Binary Twins
Submitted by TR Financial Management Group, LLC on October 23rd, 2014Our world is a complicated place. Pick almost any aspect of our lives and closer inspection will frequently reveal both complexity and complications. I use these two words intentionally to illustrate this quarter’s ideas. Borrowing from Nassim Taleb’s amazing book, Antifragile, complex refers to a mechanism or system that has many inter-related parts but fairly predictable behaviors and outcomes. A mechanical watch is a good example. Remove the back cover and one will find an assortment of gears, levers and springs all working in unison to move the hands of time. Yet, there is little concern that the mechanism will somehow run amok resulting in some catastrophic outcome. Complexity’s cousin is complicated. Like complexity, complicated mechanisms or systems have many inter-related components. However, the behaviors and results of complicated entities are not always predicable nor benign. One simple example is a large pile of snow sitting high on a mountainside. The pile is comprised of many inter-related components, in this case snowflakes. In most instances, these snowflakes will lay harmlessly until Spring. But on occasion, a tipping point is reached and an avalanche ensures. And, while one might be able to estimate the possibility of an avalanche, no one would claim the ability to predict one with any certainty. This unpredictable, catastrophic result is a discriminating feature of complicated entities.
Another aspect of complicated systems is they often involve a great deal of human participation. This alone brings unpredictability to the process. Politics is a branch of our world that can rightfully be described as complicated. Who among us would be willing to wager more than just a few dollars on the outcome of any impending political matter? And, how many times have we seen those outcomes somehow go askew? For today, however, we are most interested in the complicated nature of our financial markets.
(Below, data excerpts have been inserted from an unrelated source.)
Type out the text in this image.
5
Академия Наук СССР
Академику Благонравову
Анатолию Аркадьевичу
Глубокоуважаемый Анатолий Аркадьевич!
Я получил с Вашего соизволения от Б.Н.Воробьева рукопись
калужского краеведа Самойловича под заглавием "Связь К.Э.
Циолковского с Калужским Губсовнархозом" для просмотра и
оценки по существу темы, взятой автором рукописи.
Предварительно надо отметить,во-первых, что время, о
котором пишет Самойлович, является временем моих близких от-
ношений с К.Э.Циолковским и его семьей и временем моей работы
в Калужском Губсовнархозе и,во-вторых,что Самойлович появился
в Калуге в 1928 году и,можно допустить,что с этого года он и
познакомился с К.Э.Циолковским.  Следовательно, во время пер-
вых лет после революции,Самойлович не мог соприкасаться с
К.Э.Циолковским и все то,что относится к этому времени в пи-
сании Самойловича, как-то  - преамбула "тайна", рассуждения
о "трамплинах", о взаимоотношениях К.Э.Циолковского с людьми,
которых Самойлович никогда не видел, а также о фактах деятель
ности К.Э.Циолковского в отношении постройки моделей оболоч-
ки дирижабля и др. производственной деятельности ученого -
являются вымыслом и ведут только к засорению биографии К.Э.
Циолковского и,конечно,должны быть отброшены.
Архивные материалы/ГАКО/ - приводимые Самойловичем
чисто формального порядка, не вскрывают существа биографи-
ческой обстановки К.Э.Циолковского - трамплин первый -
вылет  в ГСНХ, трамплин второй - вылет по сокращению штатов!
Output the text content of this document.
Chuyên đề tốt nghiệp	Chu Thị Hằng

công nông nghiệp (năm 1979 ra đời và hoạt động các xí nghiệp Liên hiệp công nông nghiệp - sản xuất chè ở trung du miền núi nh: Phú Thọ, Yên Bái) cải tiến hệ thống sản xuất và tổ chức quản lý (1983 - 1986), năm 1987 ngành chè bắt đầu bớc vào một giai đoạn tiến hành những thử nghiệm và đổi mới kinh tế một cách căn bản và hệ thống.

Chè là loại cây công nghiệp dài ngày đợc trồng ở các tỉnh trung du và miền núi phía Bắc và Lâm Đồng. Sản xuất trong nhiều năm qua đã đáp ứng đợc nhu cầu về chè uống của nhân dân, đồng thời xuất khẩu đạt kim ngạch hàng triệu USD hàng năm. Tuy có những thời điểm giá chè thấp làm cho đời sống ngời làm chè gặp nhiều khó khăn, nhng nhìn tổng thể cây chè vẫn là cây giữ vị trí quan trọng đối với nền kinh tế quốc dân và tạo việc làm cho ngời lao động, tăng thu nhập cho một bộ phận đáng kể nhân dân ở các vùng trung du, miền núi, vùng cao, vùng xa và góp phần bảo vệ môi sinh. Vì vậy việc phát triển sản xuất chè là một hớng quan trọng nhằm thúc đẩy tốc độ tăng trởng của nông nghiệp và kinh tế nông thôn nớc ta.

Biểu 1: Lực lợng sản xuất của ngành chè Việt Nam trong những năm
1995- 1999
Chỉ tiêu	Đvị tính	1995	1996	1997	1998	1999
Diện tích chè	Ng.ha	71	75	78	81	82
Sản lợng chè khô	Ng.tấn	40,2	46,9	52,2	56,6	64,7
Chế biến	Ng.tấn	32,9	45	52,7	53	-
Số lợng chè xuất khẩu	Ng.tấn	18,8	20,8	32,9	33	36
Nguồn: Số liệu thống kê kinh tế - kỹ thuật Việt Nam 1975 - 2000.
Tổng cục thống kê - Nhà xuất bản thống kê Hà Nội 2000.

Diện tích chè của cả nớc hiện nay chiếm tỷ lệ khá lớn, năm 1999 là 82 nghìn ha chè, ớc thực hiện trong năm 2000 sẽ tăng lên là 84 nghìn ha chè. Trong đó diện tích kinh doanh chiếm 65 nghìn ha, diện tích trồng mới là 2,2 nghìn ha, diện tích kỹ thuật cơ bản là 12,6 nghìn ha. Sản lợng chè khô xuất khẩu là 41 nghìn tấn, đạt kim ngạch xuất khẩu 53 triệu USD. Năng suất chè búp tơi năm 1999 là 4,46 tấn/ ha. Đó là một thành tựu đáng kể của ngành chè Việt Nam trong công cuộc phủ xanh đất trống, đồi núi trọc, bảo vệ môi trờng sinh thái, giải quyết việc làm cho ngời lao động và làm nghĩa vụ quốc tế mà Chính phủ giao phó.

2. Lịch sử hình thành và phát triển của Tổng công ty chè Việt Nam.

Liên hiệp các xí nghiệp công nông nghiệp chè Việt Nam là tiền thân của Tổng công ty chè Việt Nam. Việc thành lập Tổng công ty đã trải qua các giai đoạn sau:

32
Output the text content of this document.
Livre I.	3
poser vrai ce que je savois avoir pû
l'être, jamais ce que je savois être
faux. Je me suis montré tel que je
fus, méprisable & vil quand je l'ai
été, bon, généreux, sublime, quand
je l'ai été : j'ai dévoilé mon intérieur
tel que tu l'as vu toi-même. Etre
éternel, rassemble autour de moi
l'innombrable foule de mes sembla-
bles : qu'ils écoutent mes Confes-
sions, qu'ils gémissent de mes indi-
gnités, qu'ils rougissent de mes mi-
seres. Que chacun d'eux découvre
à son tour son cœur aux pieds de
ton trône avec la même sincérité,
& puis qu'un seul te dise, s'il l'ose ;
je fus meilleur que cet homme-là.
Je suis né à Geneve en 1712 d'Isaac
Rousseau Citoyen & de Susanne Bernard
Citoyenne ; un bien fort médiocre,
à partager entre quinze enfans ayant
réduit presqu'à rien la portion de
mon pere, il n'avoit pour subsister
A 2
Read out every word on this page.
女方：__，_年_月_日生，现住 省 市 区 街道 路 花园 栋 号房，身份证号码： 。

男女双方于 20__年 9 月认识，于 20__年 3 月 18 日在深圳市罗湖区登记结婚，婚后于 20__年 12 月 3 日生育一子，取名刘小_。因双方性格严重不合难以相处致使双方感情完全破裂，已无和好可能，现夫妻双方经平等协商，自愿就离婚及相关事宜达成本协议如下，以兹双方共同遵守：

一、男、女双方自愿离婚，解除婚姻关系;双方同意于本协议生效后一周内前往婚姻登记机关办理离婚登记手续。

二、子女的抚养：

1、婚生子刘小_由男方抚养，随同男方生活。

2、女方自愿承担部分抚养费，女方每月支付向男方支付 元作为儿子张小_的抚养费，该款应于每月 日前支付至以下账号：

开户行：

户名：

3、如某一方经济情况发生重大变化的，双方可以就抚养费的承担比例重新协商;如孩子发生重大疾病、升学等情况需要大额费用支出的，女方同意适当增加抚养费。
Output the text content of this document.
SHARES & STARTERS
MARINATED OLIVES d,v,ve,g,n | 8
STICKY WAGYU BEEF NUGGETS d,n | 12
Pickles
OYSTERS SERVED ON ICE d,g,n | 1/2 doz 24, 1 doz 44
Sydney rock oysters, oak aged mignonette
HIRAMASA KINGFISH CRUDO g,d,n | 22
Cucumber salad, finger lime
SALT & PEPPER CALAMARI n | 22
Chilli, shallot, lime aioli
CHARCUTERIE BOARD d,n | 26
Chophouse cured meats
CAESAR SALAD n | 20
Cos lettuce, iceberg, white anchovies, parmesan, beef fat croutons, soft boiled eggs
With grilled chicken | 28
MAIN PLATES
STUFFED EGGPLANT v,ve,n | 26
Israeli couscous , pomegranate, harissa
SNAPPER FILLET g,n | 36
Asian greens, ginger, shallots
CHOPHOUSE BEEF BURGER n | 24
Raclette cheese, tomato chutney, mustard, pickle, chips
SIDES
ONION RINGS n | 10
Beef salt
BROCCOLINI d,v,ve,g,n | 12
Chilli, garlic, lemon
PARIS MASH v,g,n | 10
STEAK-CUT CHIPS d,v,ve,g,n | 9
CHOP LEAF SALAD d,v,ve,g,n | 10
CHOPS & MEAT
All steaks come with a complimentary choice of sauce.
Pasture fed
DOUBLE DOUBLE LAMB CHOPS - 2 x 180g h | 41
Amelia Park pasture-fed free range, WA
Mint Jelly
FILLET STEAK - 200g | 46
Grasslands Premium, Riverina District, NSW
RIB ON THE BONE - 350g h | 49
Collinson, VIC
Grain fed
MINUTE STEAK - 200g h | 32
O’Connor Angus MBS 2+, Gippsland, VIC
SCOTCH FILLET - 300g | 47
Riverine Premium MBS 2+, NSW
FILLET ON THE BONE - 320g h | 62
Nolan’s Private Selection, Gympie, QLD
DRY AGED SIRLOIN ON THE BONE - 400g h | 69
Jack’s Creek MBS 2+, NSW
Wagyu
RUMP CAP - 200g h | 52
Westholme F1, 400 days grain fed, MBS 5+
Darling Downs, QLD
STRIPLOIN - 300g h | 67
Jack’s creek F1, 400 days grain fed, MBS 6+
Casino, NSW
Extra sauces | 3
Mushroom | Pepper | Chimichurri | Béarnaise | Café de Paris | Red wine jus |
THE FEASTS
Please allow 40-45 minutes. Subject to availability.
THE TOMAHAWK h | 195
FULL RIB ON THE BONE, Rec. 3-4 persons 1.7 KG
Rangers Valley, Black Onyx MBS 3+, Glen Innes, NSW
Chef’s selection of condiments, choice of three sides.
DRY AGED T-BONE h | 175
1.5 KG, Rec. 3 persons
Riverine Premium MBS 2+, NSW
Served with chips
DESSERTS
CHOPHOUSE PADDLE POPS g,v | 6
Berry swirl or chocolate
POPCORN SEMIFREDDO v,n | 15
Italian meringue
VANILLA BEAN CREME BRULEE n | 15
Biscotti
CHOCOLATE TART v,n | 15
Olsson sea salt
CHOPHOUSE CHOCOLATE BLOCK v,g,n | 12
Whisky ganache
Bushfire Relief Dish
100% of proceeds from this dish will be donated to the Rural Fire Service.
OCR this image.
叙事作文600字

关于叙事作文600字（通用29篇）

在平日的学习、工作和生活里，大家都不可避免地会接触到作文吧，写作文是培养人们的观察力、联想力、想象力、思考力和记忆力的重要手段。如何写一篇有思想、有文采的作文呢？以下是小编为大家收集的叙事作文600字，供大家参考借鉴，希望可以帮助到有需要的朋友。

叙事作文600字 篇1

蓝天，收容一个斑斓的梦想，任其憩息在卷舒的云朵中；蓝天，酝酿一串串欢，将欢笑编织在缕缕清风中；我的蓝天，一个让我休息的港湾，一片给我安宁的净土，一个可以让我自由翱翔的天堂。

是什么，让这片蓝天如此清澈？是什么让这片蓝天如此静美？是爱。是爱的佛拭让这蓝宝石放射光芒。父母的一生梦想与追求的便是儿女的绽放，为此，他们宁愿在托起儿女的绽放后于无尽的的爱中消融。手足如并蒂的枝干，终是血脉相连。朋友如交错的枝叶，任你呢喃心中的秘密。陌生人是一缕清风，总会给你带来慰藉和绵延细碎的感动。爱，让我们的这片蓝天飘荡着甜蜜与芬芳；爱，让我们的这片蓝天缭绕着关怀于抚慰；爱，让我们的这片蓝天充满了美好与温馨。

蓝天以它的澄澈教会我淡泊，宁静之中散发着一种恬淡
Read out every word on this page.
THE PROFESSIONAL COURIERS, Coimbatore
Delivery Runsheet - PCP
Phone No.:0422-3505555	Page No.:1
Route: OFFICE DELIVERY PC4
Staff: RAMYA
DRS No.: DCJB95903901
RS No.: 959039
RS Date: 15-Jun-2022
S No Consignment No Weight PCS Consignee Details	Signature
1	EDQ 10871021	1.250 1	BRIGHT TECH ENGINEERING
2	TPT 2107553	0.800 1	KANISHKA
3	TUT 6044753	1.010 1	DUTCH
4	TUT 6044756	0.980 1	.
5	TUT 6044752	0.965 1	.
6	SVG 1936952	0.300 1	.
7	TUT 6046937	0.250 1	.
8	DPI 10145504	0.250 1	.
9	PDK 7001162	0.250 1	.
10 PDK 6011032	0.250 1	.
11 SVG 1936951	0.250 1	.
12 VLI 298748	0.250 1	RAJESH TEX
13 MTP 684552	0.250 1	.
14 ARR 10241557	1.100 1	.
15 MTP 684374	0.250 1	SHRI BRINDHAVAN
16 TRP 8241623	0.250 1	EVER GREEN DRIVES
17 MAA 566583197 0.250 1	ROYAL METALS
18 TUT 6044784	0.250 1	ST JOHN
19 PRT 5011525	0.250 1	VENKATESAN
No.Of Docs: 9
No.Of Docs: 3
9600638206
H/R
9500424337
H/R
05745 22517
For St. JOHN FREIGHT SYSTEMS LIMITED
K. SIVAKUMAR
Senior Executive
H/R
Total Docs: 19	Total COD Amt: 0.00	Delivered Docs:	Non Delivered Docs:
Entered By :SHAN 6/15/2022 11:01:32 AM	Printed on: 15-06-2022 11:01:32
We can safely state that our financial markets are comprised of countless participants, both human and computerized. There is also a high degree of inter-relationship amongst the four major markets (stocks, bonds, commodities and foreign currencies) as well as inter-relationships amongst the markets of different countries. All of these numerous participants and points of interaction usually keep the world’s markets both liquid (lots of trading) and in a constant state of price discovery (prices always moving about). To a large extent, these prices are moving up and down but in fairly predictable ranges and manners. This meandering movement of price can persist for long periods of time. Our own US stock market has been slowly climbing in relatively constrained fashion since early 2012 with few major upsets. On occasion, something will occur that rattles the market’s participants in such a manner as to start a mass exodus from a particular market. We have seen a number of these “financial avalanches” in the past 15 years: the collapse of the internet stock bubble, housing bubble burst, and the default of Greece, to name a few. In each of these, an attentive person could see that problems were developing. Like the snow on a mountainside, risk factors were piling up but still in check until the last straw. Yet no one would dare predict what would be that last straw and its subsequent outcomes.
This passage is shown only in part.